In a notice published in the Customs Bulletin on October 4, 2000, (34 Cust. Bull. 40), Customs revoked four ruling letters and modified one ruling letter pertaining to the applicability of subheading 9802.00.50, HTSUS, to certain articles which were exported for decorating operations and returned to the U.S. In the notice, Customs stated that in reconsidering the decorating operations, they qualified as acceptable alterations under subheading 9802.00.50, HTSUS, as the merchandise in its condition as exported and returned was marketed and sold to consumers for the same use. Furthermore, Customs found that the operations performed abroad did not result in the loss of the good's identity or create a new article with a different commercial use. The ruling letters concerned: carpet tiles that were dyed abroad and returned; imitation plastic fingernails that were painted with decorative designs abroad; lace fabric "reembroidered" abroad with rope, sequins and beads; and decals and paint bands applied to ceramic dinnerware abroad.
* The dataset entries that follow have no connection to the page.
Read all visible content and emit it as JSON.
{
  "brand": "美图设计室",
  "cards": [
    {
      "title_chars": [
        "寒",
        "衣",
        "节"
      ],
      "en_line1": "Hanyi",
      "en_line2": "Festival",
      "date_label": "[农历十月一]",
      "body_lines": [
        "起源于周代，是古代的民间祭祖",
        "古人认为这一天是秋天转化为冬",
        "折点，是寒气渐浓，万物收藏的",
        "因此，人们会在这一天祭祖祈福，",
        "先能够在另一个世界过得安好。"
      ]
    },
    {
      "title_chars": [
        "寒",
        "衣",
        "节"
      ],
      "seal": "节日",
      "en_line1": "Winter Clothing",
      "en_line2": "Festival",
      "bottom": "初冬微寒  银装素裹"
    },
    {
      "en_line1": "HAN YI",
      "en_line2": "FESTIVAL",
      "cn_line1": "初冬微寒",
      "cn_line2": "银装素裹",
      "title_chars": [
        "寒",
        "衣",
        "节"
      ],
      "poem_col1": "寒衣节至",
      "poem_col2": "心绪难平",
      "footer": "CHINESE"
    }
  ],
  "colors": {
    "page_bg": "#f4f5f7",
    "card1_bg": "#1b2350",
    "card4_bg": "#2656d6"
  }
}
In the instant case, consistent with the prior Customs Bulletin notice described above, we find that the processing of the polo shirts constitutes an acceptable alteration within the meaning of subheading 9802.00.50, HTSUS. The polo shirts are complete for their intended use as wearing apparel prior to being exported to Canada to undergo the above-described operations. The embroidery operations performed in Canada do not have the effect of destroying the identity of the shirts or create a new article with a different commercial use. Accordingly, we find that the polo shirts are eligible for special tariff treatment under subheading 9802.00.50, HTSUS.


On the basis of the information submitted, the embroidery of the polo shirts in Canada constitutes an acceptable alteration within the meaning of subheading 9802.00.50, HTSUS. Therefore, upon re-importation into the United States, the polo shirts are entitled to classification under this tariff provision with duty to be assessed only upon the cost or value of the operations performed in Canada, provided the documentary requirements of 19 CFR 181.64 are satisfied.

A copy of this ruling letter should be attached to the entry documents filed at the time this merchandise is entered. If the documents have been filed without a copy, this ruling should be brought to the attention of the Customs officer handling the transaction.

Consistent with this ruling, NY I87404 is hereby revoked.